The Data Blog
According to VentureBeat, AI is facing several critical challenges. Not only does it need huge amounts of data to deliver accurate results, but it also needs to be able to ensure that data isn’t biased, and it needs to comply with increasingly restrictive data privacy regulations.
We have seen several solutions proposed over the last couple of years to address these challenges, including various tools designed to identify and reduce bias, tools that anonymize user data, and programs to ensure that data is only collected with user consent. But each of these solutions is facing challenges of its own.
Now we’re seeing a new industry emerge that promises to be a saving grace: synthetic data. Synthetic data is artificial computer-generated data that can stand-in for data obtained from the real world. A synthetic dataset must have the same mathematical and statistical properties as the real-world dataset it is replacing but does not explicitly represent real individuals. Think of this as a digital mirror of real-world data that is statistically reflective of that world. This enables training AI systems in a completely virtual realm. And it can be readily customized for a variety of use cases ranging from healthcare to retail, finance, transportation, and agriculture.

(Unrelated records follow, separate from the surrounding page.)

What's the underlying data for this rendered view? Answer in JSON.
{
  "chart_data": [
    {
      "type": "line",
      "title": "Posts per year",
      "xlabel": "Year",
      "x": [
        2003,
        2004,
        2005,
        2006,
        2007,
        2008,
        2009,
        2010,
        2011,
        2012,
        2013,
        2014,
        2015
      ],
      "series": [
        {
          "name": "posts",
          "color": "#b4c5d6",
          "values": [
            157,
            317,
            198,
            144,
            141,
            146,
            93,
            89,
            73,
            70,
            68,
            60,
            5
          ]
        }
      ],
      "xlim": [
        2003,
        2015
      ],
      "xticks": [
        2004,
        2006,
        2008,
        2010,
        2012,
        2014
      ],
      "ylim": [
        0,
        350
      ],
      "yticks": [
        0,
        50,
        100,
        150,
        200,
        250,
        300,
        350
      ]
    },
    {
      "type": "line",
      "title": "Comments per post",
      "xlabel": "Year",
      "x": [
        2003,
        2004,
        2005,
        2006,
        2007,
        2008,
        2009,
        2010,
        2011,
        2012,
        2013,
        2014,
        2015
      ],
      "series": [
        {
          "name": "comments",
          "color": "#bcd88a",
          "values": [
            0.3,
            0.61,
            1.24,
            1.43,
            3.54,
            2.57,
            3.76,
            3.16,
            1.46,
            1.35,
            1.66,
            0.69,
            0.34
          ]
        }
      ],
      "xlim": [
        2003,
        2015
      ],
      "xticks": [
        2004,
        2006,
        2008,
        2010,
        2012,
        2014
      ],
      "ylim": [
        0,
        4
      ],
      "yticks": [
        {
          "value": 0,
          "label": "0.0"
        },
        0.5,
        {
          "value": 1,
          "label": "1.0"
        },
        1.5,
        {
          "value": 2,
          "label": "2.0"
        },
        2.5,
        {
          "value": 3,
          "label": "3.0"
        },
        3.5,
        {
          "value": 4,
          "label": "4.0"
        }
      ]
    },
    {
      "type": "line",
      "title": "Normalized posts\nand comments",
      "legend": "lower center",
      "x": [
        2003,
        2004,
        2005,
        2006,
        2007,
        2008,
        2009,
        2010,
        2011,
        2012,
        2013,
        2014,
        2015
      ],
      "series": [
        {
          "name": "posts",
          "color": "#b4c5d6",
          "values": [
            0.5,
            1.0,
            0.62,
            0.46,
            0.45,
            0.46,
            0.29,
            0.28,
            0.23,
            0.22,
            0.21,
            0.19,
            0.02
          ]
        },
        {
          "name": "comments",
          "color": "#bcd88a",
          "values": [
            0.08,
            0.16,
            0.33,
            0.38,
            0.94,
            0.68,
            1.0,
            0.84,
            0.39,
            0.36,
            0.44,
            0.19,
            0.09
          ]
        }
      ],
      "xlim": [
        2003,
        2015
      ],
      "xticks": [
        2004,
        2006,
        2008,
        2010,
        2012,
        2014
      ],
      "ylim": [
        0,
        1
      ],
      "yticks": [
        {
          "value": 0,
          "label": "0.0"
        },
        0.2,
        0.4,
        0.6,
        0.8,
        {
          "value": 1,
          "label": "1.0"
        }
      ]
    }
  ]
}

Over the last few years, there has been increasing concern about how inherent biases in datasets can unwittingly lead to AI algorithms that perpetuate systemic discrimination. In fact, Gartner predicts that through 2022, 85% of AI projects will deliver erroneous outcomes due to bias in data, algorithms, or the teams responsible for managing them.
One alternative often used to offset privacy concerns is anonymization. Personal data, for example, can be anonymized by masking or eliminating identifying characteristics such as removing names and credit card numbers from ecommerce transactions or removing identifying content from healthcare records. But there is growing evidence that even if data has been anonymized from one source, it can be correlated with consumer datasets exposed from security breaches. In fact, by combining data from multiple sources, it is possible to form a surprisingly clear picture of our identities even if there has been a degree of anonymization. In some instances, this can even be done by correlating data from public sources, without a nefarious security hack.
Synthetic data promises to deliver the advantages of AI without the downsides. Not only does it take our real personal data out of the equation, but a general goal for synthetic data is to perform better than real-world data by correcting bias that is often ingrained in the real world.